Urinary stress incontinence can be the result of lesions or the weakening of the muscles and pelvic ligaments. These structures can become weakened as a result of pregnancy, giving birth, obesity, trauma, past surgical procedures, muscular damage or hormonal changes which can cause the bladder and urethra to relax and fall bellow their normal position. This condition is often referred to as “fallen/dropped” bladder.
Any sudden additional pressure caused by coughing, sneezing, laughing or lifting heavy weights can produce accidental urinary leakage.
How is the subfascial Monarc mesh implanted into the body?
Surgical procedure for the implantation of the subfascial Monarc mesh is carried out under regional or general anesthesia depending on the patients' and doctor's preference. We make two tiny cutaneous incisions near the internal side of the muscle and the pubic bone. Then we insert the mesh through a small incision in the vagina and place it under the urethra fixing it in place under the skin.

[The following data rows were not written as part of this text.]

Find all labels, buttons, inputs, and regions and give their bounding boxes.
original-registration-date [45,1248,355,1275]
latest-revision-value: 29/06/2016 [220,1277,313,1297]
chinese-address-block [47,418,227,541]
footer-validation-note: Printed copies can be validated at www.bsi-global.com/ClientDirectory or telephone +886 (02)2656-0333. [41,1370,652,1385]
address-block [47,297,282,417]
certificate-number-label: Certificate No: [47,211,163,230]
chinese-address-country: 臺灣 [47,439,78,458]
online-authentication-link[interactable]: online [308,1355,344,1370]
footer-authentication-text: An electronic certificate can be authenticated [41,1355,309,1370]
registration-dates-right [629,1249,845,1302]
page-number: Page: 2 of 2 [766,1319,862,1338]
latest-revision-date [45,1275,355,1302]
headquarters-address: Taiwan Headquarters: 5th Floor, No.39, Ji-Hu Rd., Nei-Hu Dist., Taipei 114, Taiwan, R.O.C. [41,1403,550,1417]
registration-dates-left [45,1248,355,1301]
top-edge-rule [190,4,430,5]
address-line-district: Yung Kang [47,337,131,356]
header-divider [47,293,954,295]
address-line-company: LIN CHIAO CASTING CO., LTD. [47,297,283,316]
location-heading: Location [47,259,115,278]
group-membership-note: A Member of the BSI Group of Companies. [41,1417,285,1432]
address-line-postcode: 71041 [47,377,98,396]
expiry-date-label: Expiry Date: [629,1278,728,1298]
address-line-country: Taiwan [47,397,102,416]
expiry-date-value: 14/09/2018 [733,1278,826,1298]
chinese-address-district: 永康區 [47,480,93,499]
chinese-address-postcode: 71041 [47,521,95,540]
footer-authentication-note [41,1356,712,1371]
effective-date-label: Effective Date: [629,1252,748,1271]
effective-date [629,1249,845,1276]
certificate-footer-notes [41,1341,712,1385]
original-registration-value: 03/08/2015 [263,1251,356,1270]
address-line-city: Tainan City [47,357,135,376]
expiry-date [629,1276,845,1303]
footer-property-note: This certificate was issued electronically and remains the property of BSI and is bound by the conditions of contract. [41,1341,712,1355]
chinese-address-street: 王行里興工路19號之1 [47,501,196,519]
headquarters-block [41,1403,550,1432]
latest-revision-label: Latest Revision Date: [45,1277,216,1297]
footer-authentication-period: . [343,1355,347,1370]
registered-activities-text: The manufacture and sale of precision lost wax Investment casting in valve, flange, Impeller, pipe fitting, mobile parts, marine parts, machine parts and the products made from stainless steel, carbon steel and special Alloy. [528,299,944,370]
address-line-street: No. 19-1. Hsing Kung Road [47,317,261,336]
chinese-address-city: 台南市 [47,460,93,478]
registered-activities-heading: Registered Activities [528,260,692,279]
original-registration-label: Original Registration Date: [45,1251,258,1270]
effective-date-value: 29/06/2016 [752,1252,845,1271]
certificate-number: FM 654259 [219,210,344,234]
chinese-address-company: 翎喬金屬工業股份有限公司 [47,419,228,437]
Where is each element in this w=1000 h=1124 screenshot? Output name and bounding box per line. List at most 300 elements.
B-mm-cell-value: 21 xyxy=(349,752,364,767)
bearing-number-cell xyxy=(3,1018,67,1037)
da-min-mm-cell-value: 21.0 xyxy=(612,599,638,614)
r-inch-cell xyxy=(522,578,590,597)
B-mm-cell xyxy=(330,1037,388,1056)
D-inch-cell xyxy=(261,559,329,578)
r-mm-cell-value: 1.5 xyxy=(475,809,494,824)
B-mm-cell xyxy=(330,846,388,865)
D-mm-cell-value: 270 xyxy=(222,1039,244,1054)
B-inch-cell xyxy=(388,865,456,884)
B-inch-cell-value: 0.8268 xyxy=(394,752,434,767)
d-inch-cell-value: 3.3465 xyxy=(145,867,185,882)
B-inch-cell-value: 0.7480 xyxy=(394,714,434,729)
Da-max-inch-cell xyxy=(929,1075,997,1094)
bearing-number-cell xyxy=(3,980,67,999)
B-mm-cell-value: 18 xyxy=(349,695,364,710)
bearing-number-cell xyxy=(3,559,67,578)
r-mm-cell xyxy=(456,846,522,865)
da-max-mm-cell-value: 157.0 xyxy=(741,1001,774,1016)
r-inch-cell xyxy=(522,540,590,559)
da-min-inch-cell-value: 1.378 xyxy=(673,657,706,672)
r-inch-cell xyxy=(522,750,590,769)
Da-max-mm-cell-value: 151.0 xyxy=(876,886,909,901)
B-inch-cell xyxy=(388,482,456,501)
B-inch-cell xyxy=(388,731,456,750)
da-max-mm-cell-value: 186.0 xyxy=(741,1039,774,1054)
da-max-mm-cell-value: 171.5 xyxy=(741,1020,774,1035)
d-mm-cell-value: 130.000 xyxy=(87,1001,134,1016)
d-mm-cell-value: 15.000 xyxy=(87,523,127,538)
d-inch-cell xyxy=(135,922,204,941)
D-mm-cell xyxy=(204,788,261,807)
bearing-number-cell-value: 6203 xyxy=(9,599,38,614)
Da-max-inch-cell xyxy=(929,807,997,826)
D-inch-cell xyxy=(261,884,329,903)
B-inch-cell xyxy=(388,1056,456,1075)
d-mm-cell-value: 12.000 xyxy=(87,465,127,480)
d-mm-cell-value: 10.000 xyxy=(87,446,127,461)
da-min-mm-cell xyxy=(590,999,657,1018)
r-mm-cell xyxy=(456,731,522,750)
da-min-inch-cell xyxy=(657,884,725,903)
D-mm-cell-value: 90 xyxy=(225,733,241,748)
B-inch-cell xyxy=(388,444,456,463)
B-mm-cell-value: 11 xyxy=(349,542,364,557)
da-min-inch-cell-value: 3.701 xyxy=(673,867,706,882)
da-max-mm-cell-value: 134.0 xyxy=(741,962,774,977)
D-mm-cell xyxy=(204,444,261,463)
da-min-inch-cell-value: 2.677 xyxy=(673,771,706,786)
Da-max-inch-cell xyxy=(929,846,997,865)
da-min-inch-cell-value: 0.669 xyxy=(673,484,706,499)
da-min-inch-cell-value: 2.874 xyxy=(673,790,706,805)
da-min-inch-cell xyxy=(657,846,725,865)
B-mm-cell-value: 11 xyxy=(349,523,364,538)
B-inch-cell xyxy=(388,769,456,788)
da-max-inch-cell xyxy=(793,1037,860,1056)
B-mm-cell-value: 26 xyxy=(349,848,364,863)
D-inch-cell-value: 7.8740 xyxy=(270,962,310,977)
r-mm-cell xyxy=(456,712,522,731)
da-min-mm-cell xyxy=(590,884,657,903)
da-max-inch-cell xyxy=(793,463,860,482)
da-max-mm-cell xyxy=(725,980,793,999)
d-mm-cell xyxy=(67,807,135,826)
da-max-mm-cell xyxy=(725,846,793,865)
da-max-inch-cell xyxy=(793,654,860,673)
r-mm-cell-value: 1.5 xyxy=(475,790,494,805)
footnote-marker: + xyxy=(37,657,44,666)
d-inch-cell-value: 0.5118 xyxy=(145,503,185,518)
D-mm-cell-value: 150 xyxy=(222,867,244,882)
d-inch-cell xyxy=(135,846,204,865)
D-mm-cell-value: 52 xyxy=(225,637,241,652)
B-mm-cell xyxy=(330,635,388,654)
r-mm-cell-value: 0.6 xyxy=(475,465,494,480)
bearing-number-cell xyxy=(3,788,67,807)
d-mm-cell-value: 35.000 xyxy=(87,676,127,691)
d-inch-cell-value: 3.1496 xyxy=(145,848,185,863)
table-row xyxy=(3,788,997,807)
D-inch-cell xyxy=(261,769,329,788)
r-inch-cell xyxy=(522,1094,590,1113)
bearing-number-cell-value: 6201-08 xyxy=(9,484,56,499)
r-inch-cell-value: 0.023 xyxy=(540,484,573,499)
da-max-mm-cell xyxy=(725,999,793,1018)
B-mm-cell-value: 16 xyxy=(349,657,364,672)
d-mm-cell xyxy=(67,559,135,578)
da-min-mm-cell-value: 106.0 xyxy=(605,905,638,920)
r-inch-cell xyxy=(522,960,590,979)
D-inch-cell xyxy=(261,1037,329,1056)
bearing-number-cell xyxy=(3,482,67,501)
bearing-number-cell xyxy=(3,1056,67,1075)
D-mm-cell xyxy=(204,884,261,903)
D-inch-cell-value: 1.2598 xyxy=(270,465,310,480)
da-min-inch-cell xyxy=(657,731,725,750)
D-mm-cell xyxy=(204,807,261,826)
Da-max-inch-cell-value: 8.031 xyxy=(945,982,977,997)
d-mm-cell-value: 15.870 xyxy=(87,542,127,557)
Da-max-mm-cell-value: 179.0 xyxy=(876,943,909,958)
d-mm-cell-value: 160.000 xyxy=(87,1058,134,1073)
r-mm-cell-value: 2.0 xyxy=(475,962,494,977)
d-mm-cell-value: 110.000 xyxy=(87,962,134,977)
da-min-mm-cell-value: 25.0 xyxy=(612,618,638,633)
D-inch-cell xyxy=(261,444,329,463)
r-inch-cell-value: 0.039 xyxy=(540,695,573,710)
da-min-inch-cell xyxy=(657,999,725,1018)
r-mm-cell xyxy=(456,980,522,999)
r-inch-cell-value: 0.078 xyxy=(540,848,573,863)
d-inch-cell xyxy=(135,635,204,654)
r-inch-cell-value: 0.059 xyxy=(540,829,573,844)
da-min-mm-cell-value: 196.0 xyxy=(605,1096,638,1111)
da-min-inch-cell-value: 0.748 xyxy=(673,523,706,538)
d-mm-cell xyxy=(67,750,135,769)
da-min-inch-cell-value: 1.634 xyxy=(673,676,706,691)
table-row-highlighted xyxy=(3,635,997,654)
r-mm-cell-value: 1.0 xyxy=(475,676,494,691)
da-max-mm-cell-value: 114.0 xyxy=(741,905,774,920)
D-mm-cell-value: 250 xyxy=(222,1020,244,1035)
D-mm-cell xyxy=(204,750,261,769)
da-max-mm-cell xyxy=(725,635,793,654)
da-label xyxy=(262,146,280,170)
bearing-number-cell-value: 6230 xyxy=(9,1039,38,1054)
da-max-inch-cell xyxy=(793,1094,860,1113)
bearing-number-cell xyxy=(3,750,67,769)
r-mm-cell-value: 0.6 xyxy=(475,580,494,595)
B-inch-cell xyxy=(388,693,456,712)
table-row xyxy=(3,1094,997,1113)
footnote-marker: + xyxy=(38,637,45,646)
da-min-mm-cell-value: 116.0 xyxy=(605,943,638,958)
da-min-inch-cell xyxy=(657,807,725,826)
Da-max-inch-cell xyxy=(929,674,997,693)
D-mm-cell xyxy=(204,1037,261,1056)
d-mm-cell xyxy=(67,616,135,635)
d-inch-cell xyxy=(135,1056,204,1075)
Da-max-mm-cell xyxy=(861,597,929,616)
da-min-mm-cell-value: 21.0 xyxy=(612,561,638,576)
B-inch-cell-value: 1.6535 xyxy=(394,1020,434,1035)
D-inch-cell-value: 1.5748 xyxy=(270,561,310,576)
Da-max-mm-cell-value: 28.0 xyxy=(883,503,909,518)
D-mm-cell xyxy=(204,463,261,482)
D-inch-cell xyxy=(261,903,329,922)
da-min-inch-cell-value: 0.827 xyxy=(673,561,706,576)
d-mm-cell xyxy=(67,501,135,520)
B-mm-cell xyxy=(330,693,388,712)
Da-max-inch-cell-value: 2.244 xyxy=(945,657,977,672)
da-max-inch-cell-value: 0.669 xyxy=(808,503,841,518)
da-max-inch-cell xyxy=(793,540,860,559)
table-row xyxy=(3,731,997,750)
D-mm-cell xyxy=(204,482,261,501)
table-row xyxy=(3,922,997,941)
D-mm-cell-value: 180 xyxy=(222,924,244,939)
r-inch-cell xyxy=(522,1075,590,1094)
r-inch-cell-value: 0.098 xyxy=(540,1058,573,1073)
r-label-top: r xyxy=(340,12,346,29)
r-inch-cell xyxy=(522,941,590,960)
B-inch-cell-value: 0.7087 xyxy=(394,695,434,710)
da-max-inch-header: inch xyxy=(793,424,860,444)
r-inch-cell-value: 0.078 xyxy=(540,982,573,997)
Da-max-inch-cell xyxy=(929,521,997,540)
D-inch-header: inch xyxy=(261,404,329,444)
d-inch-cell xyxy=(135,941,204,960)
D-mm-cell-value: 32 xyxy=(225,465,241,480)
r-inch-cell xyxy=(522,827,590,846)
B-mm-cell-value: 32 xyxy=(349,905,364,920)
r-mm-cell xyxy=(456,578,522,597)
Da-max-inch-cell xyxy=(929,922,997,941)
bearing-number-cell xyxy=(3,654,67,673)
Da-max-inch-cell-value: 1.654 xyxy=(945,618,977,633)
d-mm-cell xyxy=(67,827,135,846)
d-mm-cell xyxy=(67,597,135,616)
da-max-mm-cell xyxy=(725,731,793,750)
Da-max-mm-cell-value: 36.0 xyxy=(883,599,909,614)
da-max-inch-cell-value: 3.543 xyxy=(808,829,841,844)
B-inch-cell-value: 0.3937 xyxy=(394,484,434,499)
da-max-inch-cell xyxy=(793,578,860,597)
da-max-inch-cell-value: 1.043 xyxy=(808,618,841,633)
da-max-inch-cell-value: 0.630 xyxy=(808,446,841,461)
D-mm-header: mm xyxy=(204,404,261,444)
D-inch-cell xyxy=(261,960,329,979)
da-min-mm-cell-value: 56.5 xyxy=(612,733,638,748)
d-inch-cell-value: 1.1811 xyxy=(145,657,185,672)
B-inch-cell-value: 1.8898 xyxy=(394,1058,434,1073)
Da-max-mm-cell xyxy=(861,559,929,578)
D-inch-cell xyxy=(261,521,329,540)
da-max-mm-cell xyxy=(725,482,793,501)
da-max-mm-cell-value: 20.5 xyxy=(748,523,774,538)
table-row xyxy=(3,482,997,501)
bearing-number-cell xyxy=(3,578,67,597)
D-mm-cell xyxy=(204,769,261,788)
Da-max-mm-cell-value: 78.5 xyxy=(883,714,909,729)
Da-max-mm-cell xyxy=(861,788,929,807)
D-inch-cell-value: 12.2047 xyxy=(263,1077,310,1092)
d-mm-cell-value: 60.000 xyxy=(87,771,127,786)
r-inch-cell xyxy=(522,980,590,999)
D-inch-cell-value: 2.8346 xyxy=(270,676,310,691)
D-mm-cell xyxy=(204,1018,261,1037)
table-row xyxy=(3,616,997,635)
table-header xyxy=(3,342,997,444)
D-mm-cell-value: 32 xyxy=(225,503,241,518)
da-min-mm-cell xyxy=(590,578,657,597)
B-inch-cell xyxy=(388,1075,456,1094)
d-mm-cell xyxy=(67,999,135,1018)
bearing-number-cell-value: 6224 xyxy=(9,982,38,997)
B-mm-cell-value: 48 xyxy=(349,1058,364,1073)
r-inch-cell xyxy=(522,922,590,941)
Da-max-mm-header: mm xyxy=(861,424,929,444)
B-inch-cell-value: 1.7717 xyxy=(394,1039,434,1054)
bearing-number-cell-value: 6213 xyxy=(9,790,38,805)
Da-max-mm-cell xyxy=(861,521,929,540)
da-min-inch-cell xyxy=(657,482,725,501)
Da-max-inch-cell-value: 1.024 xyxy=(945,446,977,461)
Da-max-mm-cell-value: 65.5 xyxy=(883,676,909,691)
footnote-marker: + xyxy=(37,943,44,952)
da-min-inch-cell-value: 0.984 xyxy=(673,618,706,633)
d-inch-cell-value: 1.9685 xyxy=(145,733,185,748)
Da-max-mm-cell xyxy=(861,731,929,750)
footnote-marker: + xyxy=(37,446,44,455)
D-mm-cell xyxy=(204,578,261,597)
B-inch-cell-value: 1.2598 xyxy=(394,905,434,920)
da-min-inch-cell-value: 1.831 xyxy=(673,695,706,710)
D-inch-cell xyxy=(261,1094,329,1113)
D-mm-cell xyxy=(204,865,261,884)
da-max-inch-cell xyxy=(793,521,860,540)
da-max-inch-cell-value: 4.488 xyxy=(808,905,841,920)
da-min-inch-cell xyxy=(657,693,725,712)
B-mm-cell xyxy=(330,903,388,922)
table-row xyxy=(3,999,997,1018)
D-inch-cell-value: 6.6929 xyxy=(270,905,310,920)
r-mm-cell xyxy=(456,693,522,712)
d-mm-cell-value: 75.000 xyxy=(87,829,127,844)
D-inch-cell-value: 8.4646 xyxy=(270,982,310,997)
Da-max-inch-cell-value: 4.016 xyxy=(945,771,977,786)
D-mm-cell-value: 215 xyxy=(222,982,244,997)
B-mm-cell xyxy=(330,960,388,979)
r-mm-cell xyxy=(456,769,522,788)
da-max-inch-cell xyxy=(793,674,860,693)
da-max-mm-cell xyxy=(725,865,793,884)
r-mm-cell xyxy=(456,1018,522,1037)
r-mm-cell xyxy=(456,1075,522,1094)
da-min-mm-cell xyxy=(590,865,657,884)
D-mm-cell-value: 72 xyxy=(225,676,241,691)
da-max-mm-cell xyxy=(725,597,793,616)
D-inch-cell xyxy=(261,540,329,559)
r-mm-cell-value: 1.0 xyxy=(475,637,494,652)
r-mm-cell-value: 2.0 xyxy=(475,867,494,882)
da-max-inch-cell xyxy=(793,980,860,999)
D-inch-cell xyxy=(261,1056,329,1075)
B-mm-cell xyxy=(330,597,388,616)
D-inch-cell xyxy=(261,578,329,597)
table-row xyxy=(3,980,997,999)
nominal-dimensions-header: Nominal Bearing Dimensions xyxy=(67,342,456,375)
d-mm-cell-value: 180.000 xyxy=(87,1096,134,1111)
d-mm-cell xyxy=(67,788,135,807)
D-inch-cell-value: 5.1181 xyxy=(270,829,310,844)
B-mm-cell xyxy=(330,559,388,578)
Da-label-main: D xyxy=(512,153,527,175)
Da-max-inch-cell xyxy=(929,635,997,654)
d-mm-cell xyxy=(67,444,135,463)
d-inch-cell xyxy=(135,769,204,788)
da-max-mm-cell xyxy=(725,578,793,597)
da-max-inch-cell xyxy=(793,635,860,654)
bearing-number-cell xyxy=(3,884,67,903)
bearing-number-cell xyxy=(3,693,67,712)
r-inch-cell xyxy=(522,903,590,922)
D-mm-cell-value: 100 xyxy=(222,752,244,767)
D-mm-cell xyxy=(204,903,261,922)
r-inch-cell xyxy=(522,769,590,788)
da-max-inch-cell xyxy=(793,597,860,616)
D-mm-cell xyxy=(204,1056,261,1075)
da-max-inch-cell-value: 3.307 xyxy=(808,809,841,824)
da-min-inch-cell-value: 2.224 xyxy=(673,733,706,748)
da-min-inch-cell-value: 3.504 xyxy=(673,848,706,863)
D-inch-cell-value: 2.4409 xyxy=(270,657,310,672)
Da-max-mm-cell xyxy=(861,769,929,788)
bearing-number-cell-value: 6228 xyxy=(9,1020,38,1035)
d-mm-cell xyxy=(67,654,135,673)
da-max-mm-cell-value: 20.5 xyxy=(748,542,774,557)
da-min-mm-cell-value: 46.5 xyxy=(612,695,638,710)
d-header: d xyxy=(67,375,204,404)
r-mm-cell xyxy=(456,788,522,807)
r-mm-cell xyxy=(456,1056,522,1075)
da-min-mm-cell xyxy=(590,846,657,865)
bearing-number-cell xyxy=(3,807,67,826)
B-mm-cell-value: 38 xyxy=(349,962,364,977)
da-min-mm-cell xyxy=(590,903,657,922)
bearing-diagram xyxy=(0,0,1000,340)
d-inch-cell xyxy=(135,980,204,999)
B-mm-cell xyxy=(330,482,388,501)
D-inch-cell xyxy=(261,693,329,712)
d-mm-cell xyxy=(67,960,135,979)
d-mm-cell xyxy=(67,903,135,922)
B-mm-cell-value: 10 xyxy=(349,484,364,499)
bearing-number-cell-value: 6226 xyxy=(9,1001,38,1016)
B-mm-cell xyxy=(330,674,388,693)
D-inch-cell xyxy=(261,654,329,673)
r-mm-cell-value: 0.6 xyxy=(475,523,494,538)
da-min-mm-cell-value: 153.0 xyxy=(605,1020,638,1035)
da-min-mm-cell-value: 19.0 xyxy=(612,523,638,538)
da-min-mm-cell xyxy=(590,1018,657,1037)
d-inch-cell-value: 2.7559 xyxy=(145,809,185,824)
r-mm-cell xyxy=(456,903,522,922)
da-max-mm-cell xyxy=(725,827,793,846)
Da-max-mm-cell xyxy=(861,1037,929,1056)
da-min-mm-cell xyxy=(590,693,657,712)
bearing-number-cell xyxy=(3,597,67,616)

The mesh holds the urethra and provides it with a solid point of support and pressure which helps it close more firmly.
Minimally invasive surgery
Generally the methods used to correct prolapse are done in hospitalized patients and carried out under general or regional unaesthetic. It is possible for the doctor to repair more than one type of prolapse in the same surgery.
Depending on the type of prolapse the methods Apogee and Perigee will generally follow the steps below:
- Vaginal incision and a few small skin incisions. Depending on the procedure chosen it is possible to make an incision in the inguinal fold or in the middle of the gluteal region (buttock) on both sides.
- The mesh is inserted through an incision and placed inside the body.
- The mesh is attached with sutures.
- The incisions are then closed.
Bladder or cystocele prolapse
This is a condition when the wall of tissue between a woman's bladder and her vagina weakens and allows the bladder to descend into the vagina.
Rectocele occurs when the thin wall of fibrous tissue that separates the rectum from the vagina becomes weakened, resulting in the front wall of the rectum bulging into the vagina.